Maybe this will help:

"When traders make short sales, their brokers demand a margin payment, which is taken from their accounts to offset potential losses. As the stock's price rises, the short seller's losses grow, and the broker requires ever more margin payments. In the case of a short squeeze, short sellers are forced to panic-buy a stock so they can return it to their lenders before margin calls make them go broke."

So you can't just ride it out.

OK that makes sense. This is what I was intending to say when I said there are time limits.
 
OK that makes sense.
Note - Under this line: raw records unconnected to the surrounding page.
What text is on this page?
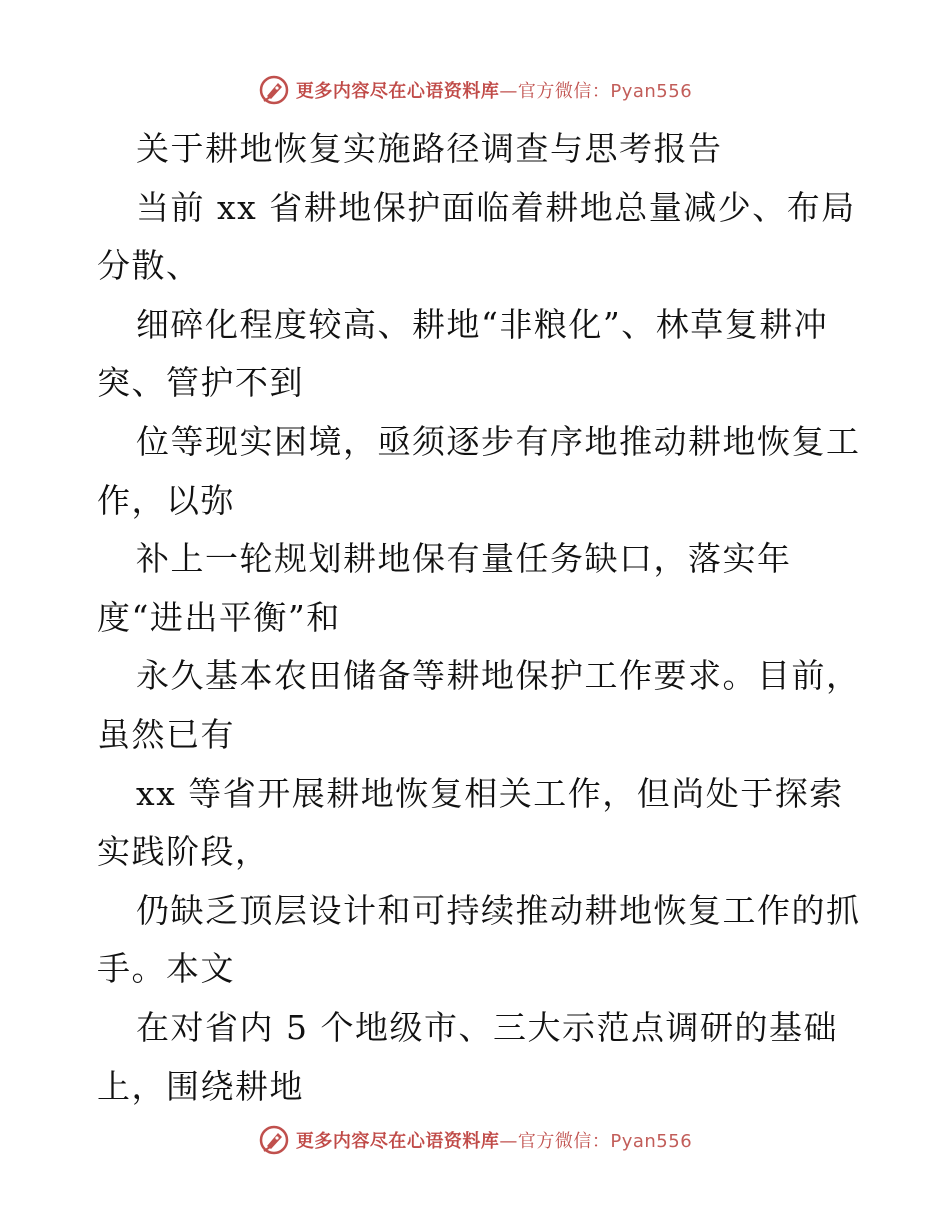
更多内容尽在心语资料库—官方微信：Pyan556
关于耕地恢复实施路径调查与思考报告
当前 xx 省耕地保护面临着耕地总量减少、布局
分散、
细碎化程度较高、耕地“非粮化”、林草复耕冲
突、管护不到
位等现实困境，亟须逐步有序地推动耕地恢复工
作，以弥
补上一轮规划耕地保有量任务缺口，落实年
度“进出平衡”和
永久基本农田储备等耕地保护工作要求。目前，
虽然已有
xx 等省开展耕地恢复相关工作，但尚处于探索
实践阶段，
仍缺乏顶层设计和可持续推动耕地恢复工作的抓
手。本文
在对省内 5 个地级市、三大示范点调研的基础
上，围绕耕地
更多内容尽在心语资料库—官方微信：Pyan556
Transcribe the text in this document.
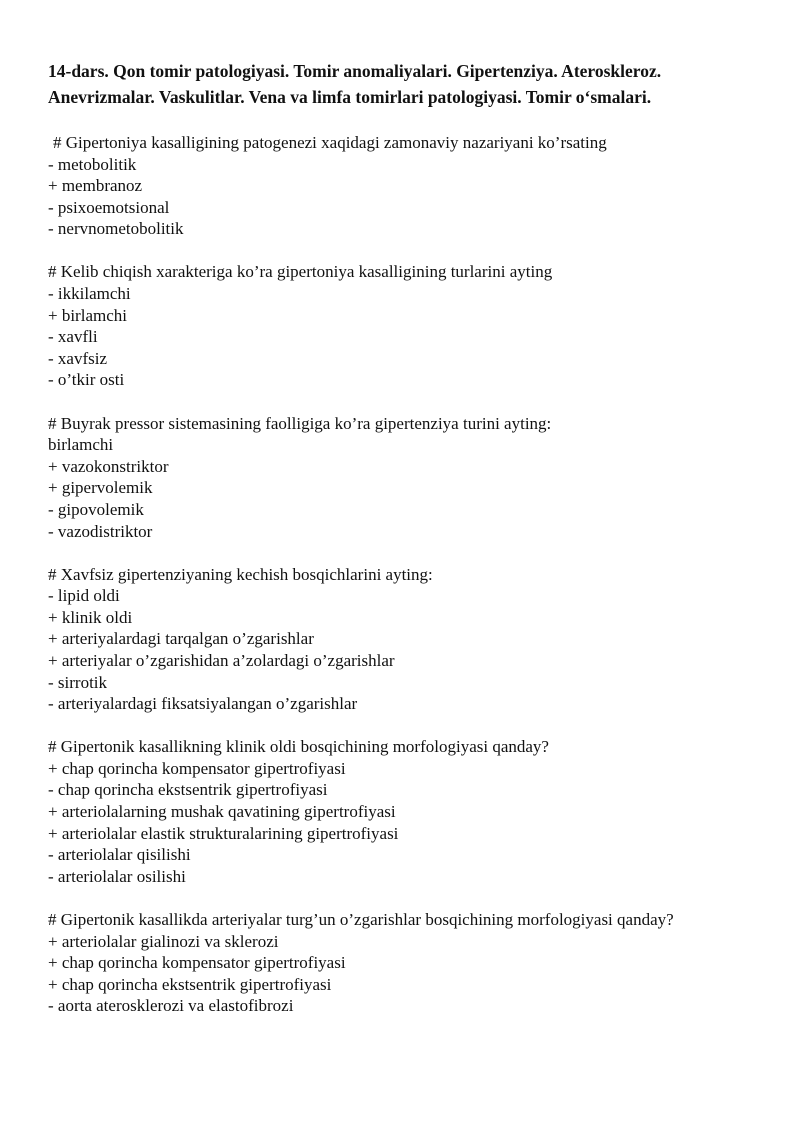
14-dars. Qon tomir patologiyasi. Tomir anomaliyalari. Gipertenziya. Ateroskleroz.
Anevrizmalar. Vaskulitlar. Vena va limfa tomirlari patologiyasi. Tomir o‘smalari.
# Gipertoniya kasalligining patogenezi xaqidagi zamonaviy nazariyani ko’rsating
- metobolitik
+ membranoz
- psixoemotsional
- nervnometobolitik
# Kelib chiqish xarakteriga ko’ra gipertoniya kasalligining turlarini ayting
- ikkilamchi
+ birlamchi
- xavfli
- xavfsiz
- o’tkir osti
# Buyrak pressor sistemasining faolligiga ko’ra gipertenziya turini ayting:
birlamchi
+ vazokonstriktor
+ gipervolemik
- gipovolemik
- vazodistriktor
# Xavfsiz gipertenziyaning kechish bosqichlarini ayting:
- lipid oldi
+ klinik oldi
+ arteriyalardagi tarqalgan o’zgarishlar
+ arteriyalar o’zgarishidan a’zolardagi o’zgarishlar
- sirrotik
- arteriyalardagi fiksatsiyalangan o’zgarishlar
# Gipertonik kasallikning klinik oldi bosqichining morfologiyasi qanday?
+ chap qorincha kompensator gipertrofiyasi
- chap qorincha ekstsentrik gipertrofiyasi
+ arteriolalarning mushak qavatining gipertrofiyasi
+ arteriolalar elastik strukturalarining gipertrofiyasi
- arteriolalar qisilishi
- arteriolalar osilishi
# Gipertonik kasallikda arteriyalar turg’un o’zgarishlar bosqichining morfologiyasi qanday?
+ arteriolalar gialinozi va sklerozi
+ chap qorincha kompensator gipertrofiyasi
+ chap qorincha ekstsentrik gipertrofiyasi
- aorta aterosklerozi va elastofibrozi
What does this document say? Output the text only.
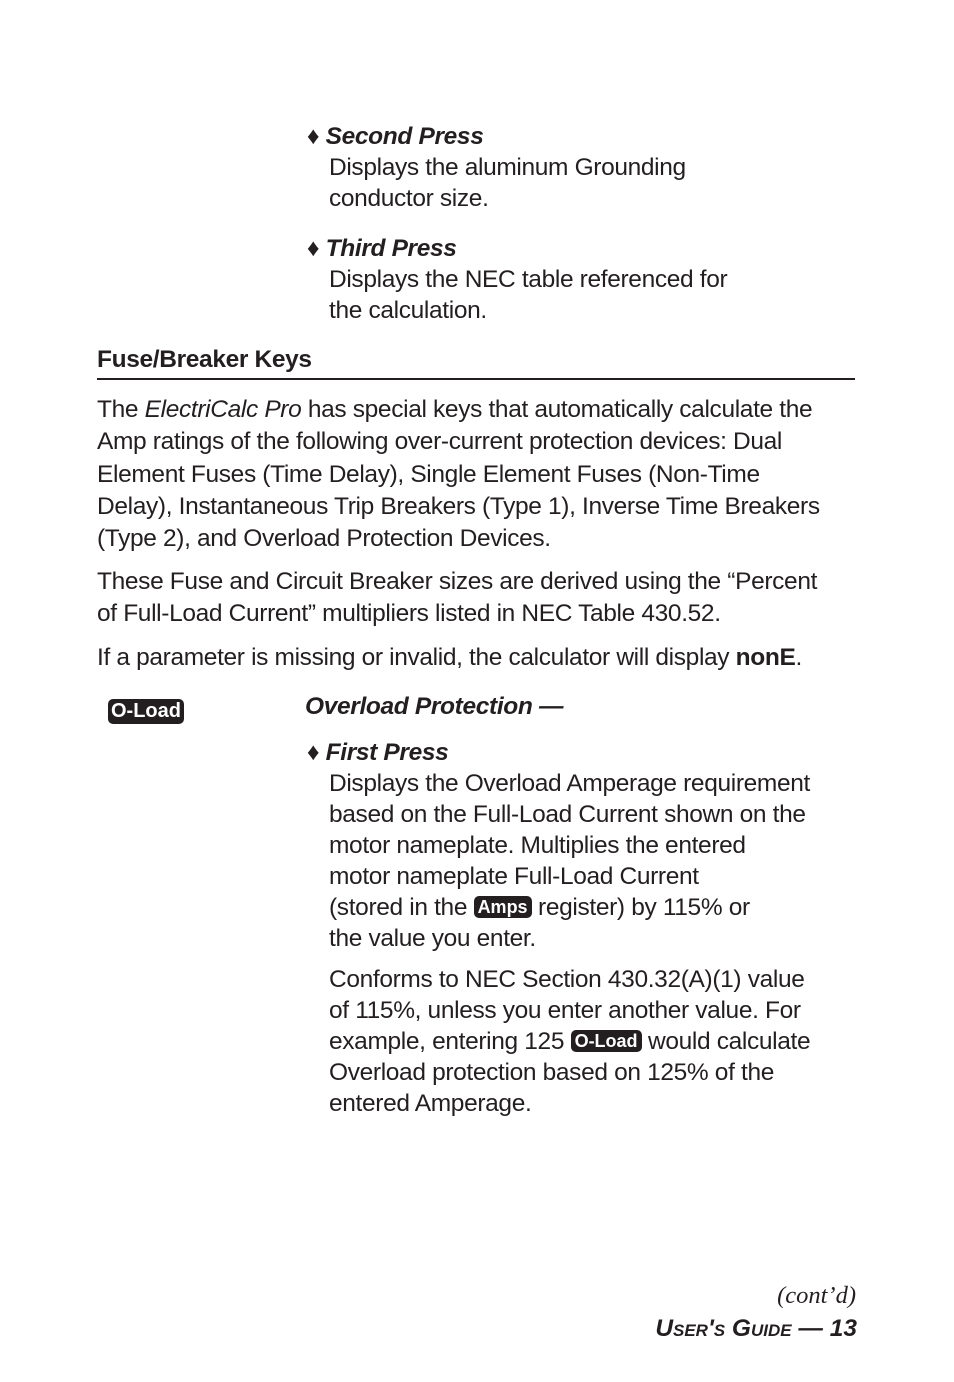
♦ Second Press
Displays the aluminum Grounding
conductor size.
♦ Third Press
Displays the NEC table referenced for
the calculation.
Fuse/Breaker Keys
The ElectriCalc Pro has special keys that automatically calculate the
Amp ratings of the following over-current protection devices: Dual
Element Fuses (Time Delay), Single Element Fuses (Non-Time
Delay), Instantaneous Trip Breakers (Type 1), Inverse Time Breakers
(Type 2), and Overload Protection Devices.
These Fuse and Circuit Breaker sizes are derived using the “Percent
of Full-Load Current” multipliers listed in NEC Table 430.52.
If a parameter is missing or invalid, the calculator will display nonE.
O-Load	Overload Protection —
♦ First Press
Displays the Overload Amperage requirement
based on the Full-Load Current shown on the
motor nameplate. Multiplies the entered
motor nameplate Full-Load Current
(stored in the Amps register) by 115% or
the value you enter.
Conforms to NEC Section 430.32(A)(1) value
of 115%, unless you enter another value. For
example, entering 125 O-Load would calculate
Overload protection based on 125% of the
entered Amperage.
(cont’d)
User's Guide — 13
This is what I was intending to say when I said there are time limits.

If the stock isn't particularly volatile, you could have a short position for a long time (months). Borrowing costs generally keep you from holding a short for too too long, but that varies greatly depending on what you are shorting (short interest, volatility, etc).

For the record, there is nothing immoral about shorting stocks. It is costly to do so and you are taking a lot of risk. But if you think a company is a fraud or incredibly overvalued, I think you're actually doing something positive. Why do people celebrate the guys from "The Big Short"? What is different about what they did?
 
After a night of digesting the news...this had fuck all to do with fear of being sued and everything to do with their financial viability.

Yes, I mean they've raised $1 billion, but I'm failing to see how a broker is at risk of being insolvent. I deposit $100, and I buy stock. If it goes up or down it shouldn't affect the broker. Except for the fact that they are employing people and not charging a commission, they're instead making money leaking some info to hedge funds, and those hedge funds must have said they're going to pull the plug.